Она достала пачку «Беломор-канала», зажгла папиросу бензиновой зажигалкой с ребристым колесиком (скорее всего, времен первой мировой войны), подвинула к себе массивную пепельницу, полную жеваных окурков, и, что-то пометила в журнале.
– На истфак! – скомандовала она. – И не обижайся. Это ведь я так, пошутила… По-солдатски, по-фронтовому. Слобода твоя пока одним знаменита. Её царь в свое время гетману Мазепе подарил. Ну, тому самому, Иуде-Мазепе. Потом, разумеется, отобрал… Населения – с гулькин нос. Промышленность – местная: маслобойня да мухобойня, как я говорю… Но первыми в губернии колхоз образовали, первыми партизанский отряд создали, первыми памятник павшим партизанам на собранные народом деньги поставили… Для историка – обширное поле. Как говорят археологи, есть, где покопаться.
И представилась, протянув мне крепкую жилистую руку:
– Роза Сидоровна Феоктистова, декан исторического факультета. Так что на истфак, солдатик! Гони, солдат, документы!
Будучи всего ефрейтором, то есть старшим солдатом, я не посмел ослушаться команды председателя приемной комиссии.
Она взяла мой пакет с документами и потрясла его над столом так, будто хотела всю душу из меня вытрясти, узнать подноготную.
– Так, аттестат сойдет, анкета вполне… – попыхивая уже новой папиросой, говорил председатель, – не был, не состоял… Справка с последнего места работы, районного партархива, это оч-чень хорошо… Так… А где характеристика?
– В архиве я всего месяц проработал, после армии… Ко мне, к заявлению то есть, армейская приложена. Смотрите дальше…
– Смотрим дальше… Так, ага, вот и она. Так… Ага… Угу…. – читала она, одобрительно кивая. – Отличник боевой и политической, морально устойчив, член, член… Хорошо! Редактор «На боевом посту»… Здорово! Всё. Считай, солдат, ты принят.
– Спасибо, конечно, – с почтением поклонился я. – А как же экзамены?
– Это уже вторично, – кивнула она. – Главное, мне как историку подходит твоя история жизни. Биография важнее самого человека.

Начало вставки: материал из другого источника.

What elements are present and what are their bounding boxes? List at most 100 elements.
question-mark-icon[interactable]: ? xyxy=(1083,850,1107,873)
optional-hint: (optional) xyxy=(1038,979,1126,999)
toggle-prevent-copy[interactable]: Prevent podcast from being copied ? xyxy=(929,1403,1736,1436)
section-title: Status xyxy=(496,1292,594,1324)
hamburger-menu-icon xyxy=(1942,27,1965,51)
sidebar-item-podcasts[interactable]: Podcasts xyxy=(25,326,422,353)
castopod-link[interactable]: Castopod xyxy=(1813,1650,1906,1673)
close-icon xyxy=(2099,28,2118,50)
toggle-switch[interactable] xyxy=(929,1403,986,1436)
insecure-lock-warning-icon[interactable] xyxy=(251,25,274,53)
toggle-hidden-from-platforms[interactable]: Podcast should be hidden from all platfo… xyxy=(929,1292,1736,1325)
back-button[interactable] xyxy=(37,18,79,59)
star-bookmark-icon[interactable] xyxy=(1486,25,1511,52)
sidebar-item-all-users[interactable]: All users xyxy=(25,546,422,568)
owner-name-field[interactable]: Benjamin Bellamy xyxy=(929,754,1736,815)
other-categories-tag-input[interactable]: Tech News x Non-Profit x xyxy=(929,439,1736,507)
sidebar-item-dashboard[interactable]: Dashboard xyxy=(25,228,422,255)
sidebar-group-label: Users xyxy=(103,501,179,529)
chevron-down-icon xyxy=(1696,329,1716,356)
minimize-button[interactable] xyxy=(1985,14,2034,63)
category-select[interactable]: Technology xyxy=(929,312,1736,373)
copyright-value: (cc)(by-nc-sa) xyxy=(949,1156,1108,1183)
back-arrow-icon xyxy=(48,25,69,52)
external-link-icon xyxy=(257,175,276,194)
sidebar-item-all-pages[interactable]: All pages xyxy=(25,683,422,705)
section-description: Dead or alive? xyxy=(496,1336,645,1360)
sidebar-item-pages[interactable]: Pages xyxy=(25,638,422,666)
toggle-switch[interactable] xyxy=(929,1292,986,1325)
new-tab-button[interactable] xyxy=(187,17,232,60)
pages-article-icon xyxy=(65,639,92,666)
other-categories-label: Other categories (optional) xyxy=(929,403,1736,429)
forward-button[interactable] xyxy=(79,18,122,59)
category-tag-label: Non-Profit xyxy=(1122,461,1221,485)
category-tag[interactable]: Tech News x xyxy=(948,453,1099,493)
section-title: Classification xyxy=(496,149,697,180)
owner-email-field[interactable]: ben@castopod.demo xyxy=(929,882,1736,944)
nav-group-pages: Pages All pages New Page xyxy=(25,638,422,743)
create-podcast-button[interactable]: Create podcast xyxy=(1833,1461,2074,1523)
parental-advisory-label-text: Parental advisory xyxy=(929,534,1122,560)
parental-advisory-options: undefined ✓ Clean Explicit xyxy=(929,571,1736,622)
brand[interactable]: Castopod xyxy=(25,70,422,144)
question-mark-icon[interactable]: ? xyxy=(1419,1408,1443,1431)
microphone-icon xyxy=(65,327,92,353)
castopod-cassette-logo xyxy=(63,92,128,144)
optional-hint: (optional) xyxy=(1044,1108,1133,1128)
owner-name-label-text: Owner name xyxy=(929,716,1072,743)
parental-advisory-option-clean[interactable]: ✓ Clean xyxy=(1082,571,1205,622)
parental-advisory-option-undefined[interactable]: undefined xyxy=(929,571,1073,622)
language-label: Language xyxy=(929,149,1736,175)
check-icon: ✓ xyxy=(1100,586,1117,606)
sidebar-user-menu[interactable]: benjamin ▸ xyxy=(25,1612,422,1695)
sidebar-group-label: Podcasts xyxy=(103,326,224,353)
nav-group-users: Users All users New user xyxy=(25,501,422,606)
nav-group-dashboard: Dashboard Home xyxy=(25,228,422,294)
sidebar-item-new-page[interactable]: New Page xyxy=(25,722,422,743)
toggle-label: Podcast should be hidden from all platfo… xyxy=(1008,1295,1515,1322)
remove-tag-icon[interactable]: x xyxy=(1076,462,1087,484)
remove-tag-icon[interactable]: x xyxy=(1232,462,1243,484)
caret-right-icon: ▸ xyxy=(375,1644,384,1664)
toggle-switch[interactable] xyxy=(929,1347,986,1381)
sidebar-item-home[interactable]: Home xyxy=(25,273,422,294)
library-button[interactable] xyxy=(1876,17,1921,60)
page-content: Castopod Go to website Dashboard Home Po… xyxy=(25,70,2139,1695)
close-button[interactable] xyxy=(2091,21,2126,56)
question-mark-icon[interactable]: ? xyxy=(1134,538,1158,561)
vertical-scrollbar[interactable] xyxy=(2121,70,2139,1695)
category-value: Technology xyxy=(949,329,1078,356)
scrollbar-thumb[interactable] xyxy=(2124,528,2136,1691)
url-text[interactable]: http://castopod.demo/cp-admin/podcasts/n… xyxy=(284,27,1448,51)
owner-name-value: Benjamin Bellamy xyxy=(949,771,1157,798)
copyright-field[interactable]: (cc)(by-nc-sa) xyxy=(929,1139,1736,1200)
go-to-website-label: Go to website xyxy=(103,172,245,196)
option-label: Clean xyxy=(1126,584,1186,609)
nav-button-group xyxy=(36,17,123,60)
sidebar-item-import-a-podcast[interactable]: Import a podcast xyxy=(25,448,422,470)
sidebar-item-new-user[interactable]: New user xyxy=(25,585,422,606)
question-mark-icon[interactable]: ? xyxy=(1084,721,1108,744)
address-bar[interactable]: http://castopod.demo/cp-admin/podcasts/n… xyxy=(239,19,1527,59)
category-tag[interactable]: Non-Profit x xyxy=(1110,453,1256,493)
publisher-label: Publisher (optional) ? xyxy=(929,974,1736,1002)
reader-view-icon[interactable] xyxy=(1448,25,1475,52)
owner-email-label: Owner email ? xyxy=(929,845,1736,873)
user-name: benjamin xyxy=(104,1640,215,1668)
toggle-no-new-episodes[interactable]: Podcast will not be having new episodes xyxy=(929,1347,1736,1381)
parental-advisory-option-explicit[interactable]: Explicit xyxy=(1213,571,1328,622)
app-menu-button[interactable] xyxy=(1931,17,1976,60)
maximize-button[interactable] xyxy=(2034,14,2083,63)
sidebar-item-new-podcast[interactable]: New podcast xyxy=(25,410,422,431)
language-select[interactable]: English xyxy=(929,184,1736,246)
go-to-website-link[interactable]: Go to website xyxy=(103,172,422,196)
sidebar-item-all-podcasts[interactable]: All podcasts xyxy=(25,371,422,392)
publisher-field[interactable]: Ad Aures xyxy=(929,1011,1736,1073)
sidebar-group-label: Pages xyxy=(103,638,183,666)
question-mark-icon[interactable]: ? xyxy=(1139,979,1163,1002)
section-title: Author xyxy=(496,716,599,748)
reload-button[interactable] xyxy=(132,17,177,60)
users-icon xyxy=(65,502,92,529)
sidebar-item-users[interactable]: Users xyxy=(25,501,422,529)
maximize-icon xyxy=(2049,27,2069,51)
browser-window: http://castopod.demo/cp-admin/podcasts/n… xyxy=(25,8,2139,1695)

Я отошел от стола приемной комиссии, но Роза Сидоровна меня остановила и, по-матерински глядя на меня (чем-то я этой тётке явно приглянулся), посоветовала:
– Все-таки, солдатик, на всякий случай, доклад о культе личности повтори… На культе и на решениях последнего исторического партсъезда валят вашего брата.
– Я могу рассказать об истории Красной Слободы. Наш городок существует со времени Ивана IV, по прозвищу Грузный.
– Это лишнее.
– А что не лишнее?
– Решения съезда. Вот их ты, как поп «Отче наш» должен знать на зубок.
Доклада партийного я в глаза не видел, про историю партии, как говорил поэт, «ни при какой погоде не читал».
– А где «всё это» взять? – обернулся я к Розе Сидоровне.
– Эх, слобода ты моя, слабота… – покачала она седой головой. – В учебнике не ищи! Учебник, по которому ты учил историю в школе, уже переписан. Под новой редакцией вышел… Сходи в читальный зал. Там тебе и новый учебник, и все исторические съезды отдельной брошюркой выдадут.
– Обязательно схожу! – пообещал я.
Мне, тогда глубокому провинциалу и новоиспечённому абитуриенту, было невдомёк, что вот так, запросто, в угоду новой власти перекраивается и история моей малой родины – Аномалии. Один из кусочков большой истории России. Но даже кусочком подлинной истории, понимал я, вчерашний школяр, надо очень и очень дорожить.
…Через четыре года я вернулся в Краснослободск, как переименовали нашу Красную Слободу, придав ей статус города. Вдали от Аномалии мне казалось, что вот теперь моя малая родина рванёт и возьмёт своё у седых патриархальных веков, ведь по непреложному закону все должно течь и изменяться. Но оказалось, что и этот неписанный закон на Аномалии не работал: всё текло, но ничего не менялось. Как была она Слободой, возникшей ещё во времена Ивана Грозного, больше похожей на огромное село, чем на маленький городок, так Слободой и осталась. Населенным пунктом с обидным прозвищем – «смычка между селом и городом». Что, на мой взгляд, было хуже – не село уже тебе, но ещё и не город.